Mais il avait toujours le point d’appui de sa jambe plus longue, fichée dans un creux de la roche. Je lançai mon pied contre elle en y mettant toute la force qui me restait et je parvins à la dégager. Puis, pivotant sur ma jambe torse, je le précipitai dans le vide du haut de la montagne. Un seul son sortit de sa gorge tandis que je le soulevais avant de le projeter au loin, mais je ne saurais dire si c’était un éclat de rire ou bien un cri de rage ou de terreur. Il sembla rester suspendu en l’air pendant un instant et j’eus l’impression qu’il avait l’air plus amusé qu’effrayé, puis je le vis commencer à tomber. Il plongea, s’enfonçant comme une pierre dans le brouillard. Son corps semblait émettre une sorte d’éclat qui me permit de suivre la première partie de sa chute ; je le vis frapper ici et là la paroi rocheuse, au moins deux ou trois fois, et rebondir. Puis les couches de brouillard se refermèrent sur lui et il disparut pour de bon dans les profondeurs brumeuses. Je l’imaginai tombant toute la journée, de l’aube jusqu’à midi, puis au soir, dévalant toute la hauteur du Mur, s’enflammant dans sa chute, jusqu’à ce que la dernière cendre vienne se poser au pied de la montagne, à la borne de Roshten, aux portes de notre village. Accroupi tout au faîte du Mur, je regardai par-dessus le bord comme si je pouvais suivre l’interminable chute de Thrance jusqu’au pied de Kosa Saag.
Quand je me relevai enfin, je regardai autour de moi, hors d’haleine, hébété, stupéfait par ce que je venais de faire.

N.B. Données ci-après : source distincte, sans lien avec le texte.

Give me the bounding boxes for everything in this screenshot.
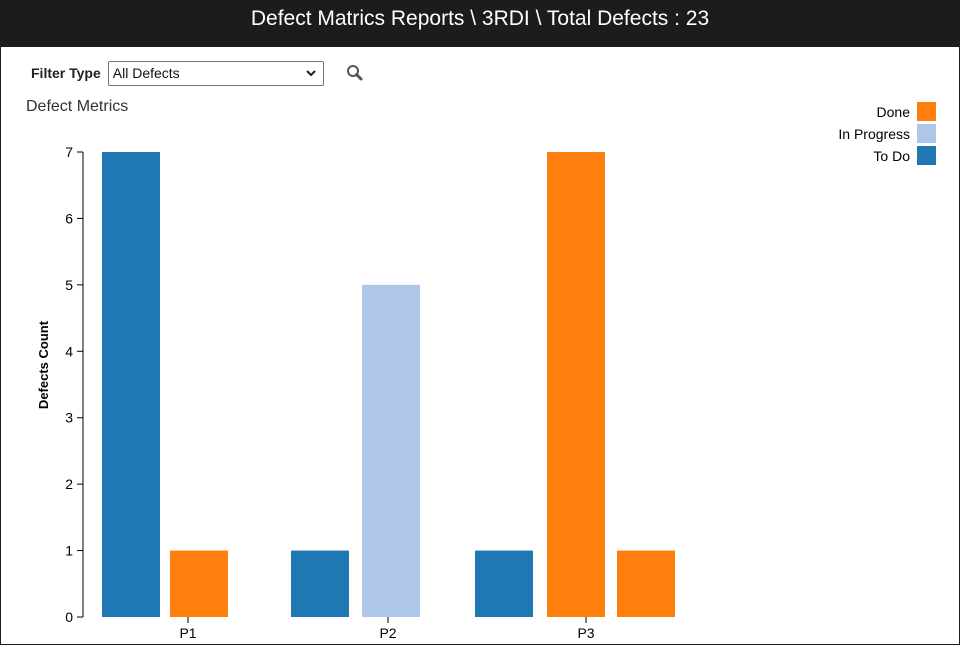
filter-type-value: All Defects [112,65,180,81]
legend-swatch [917,102,936,121]
chevron-down-icon [306,69,316,76]
legend-label: Done [877,104,911,120]
y-tick-label: 4 [65,343,73,359]
legend-label: In Progress [838,126,910,142]
legend-label: To Do [873,148,910,164]
bar-p1-done[interactable] [170,550,228,617]
y-tick-label: 7 [65,144,73,160]
bar-p1-to-do[interactable] [102,152,160,617]
search-icon [346,65,363,81]
y-tick-label: 1 [65,543,73,559]
legend-swatch [917,124,936,143]
filter-type-select[interactable]: All Defects [107,60,324,86]
x-tick-label: P1 [179,625,196,641]
legend: Done In Progress To Do [838,102,936,165]
y-tick-label: 0 [65,609,73,625]
legend-swatch [917,146,936,165]
bar-p3-done[interactable] [617,550,675,617]
search-button[interactable] [344,62,366,84]
bar-p2-to-do[interactable] [291,550,349,617]
y-tick-label: 6 [65,210,73,226]
chart-title: Defect Metrics [26,98,129,115]
page-title: Defect Matrics Reports \ 3RDI \ Total De… [250,7,710,30]
y-axis: 0 1 2 3 4 5 6 7 [65,144,84,625]
y-tick-label: 5 [65,277,73,293]
bar-p3-to-do[interactable] [475,550,533,617]
y-tick-label: 3 [65,410,73,426]
bar-p2-in-progress[interactable] [362,284,420,617]
y-axis-title: Defects Count [36,320,51,409]
x-tick-label: P2 [379,625,396,641]
x-axis: P1 P2 P3 [179,617,595,641]
bars-group [102,152,675,617]
x-tick-label: P3 [577,625,594,641]
filter-type-label: Filter Type [31,65,101,81]
y-tick-label: 2 [65,476,73,492]
bar-p3-done[interactable] [547,152,605,617]
filter-row: Filter Type All Defects [31,60,366,86]
title-bar: Defect Matrics Reports \ 3RDI \ Total De… [0,0,960,47]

Trois ou quatre des maladroites créatures bestiales que je continuais malgré tout d’appeler des « dieux » étaient visibles à une faible distance, dans les premières lueurs du jour. Elles avançaient lentement vers moi, mais il m’était impossible de savoir dans quel dessein, si c’était parce qu’elles me voulaient du mal ou simplement pour mieux voir quel genre d’être j’étais. Et, en les regardant approcher, eux que j’avais espéré être mes dieux, je compris que je venais de profaner le lieu le plus sacré de tous, que j’avais commis un meurtre au Sommet même. Peu importait que Thrance eût mérité la mort pour son crime contre Thissa : il ne m’appartenait pas de la lui infliger.
En prenant conscience de cela, je sentis un voile de confusion et d’hébétude obscurcir mon esprit et, pendant quelques instants, j’oubliai totalement qui j’étais et ce que je faisais là. Je savais seulement que je m’étais rendu coupable du plus monstrueux des crimes et que je devais être châtié ; et les dieux venaient à moi pour me faire expier ma faute et subir un juste châtiment.
Je les attendis avec joie. Je me préparai à m’agenouiller devant eux. Oui, malgré tout ce que j’avais appris sur eux, je me jetterais à leurs genoux.